There are a host of movements that typically worsen the pain. These include swinging a golf club or racket, squeezing or pitching a ball, making a fist, shaking hands, turning a doorknob, flexing the wrist, picking up something with the palm down.


How acupuncture can help

Acupuncture is a gentle, non-medicated treatment that stimulates the body to promote healing and facilitates rehabilitation from injuries. It is a safe form of treatment for elbow injuries and can provide a three part approach in treating golfer’s elbow. It increases circulation to the affected area, relaxes spasmed muscles, and stimulates the body to release endorphins and natural anti-inflammatory compounds. These compounds improve the range of motion in the affected area and help in pain management and recuperation.

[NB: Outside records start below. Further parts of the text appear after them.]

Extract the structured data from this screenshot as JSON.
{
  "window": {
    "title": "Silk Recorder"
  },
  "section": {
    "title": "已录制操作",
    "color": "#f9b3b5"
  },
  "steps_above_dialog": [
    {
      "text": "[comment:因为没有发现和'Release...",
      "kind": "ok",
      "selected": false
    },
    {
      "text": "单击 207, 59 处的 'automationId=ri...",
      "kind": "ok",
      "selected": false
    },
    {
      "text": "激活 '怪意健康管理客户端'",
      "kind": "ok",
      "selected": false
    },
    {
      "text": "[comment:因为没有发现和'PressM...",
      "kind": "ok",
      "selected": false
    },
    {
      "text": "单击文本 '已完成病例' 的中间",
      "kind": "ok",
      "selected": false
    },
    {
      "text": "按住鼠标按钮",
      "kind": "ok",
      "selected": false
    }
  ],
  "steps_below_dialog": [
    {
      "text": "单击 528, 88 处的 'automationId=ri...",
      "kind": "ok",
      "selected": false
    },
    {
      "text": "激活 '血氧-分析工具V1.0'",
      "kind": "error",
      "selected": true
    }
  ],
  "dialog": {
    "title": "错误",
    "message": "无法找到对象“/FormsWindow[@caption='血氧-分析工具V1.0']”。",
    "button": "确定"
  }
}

The acupuncturist will take a detailed medical history in order to reach a correct diagnosis. Some acupuncturists also perform an extensive orthopedic examination of the arm that includes range of motion and resisted testing. The acupuncturist will also be checking for signs of swelling, redness and tenderness. These tests will help identify the tendons and muscles that will be targeted for treatment.

The treatment may be applied above and below the injured joint, as well as at what are known in acupuncture as ‘mirror points’. Mirror points in this case would include the uninjured elbow and the knees. Once there is sufficient recovery, some acupuncturists may perform trigger point therapy, PNF (proprioceptive neuromuscular facilitation stretching), or transverse friction massage technique in order to ensure that the patient gets the most out of rehabilitation. A trigger point is a tight area within muscle tissue that causes pain in other parts of the body and PNF refers to stretching that enhances the range of motion, improves motor performance, and aids rehabilitation. Transverse Friction Massage is a therapeutic connective tissue massage technique that is performed at the site of the injured tendon in order to breakdown scar tissue.

There is no need to suffer from the pain associated with golfer’s elbow. Acupuncture is a safe and reliable alternative treatment of this condition and can help you back into the swing of things.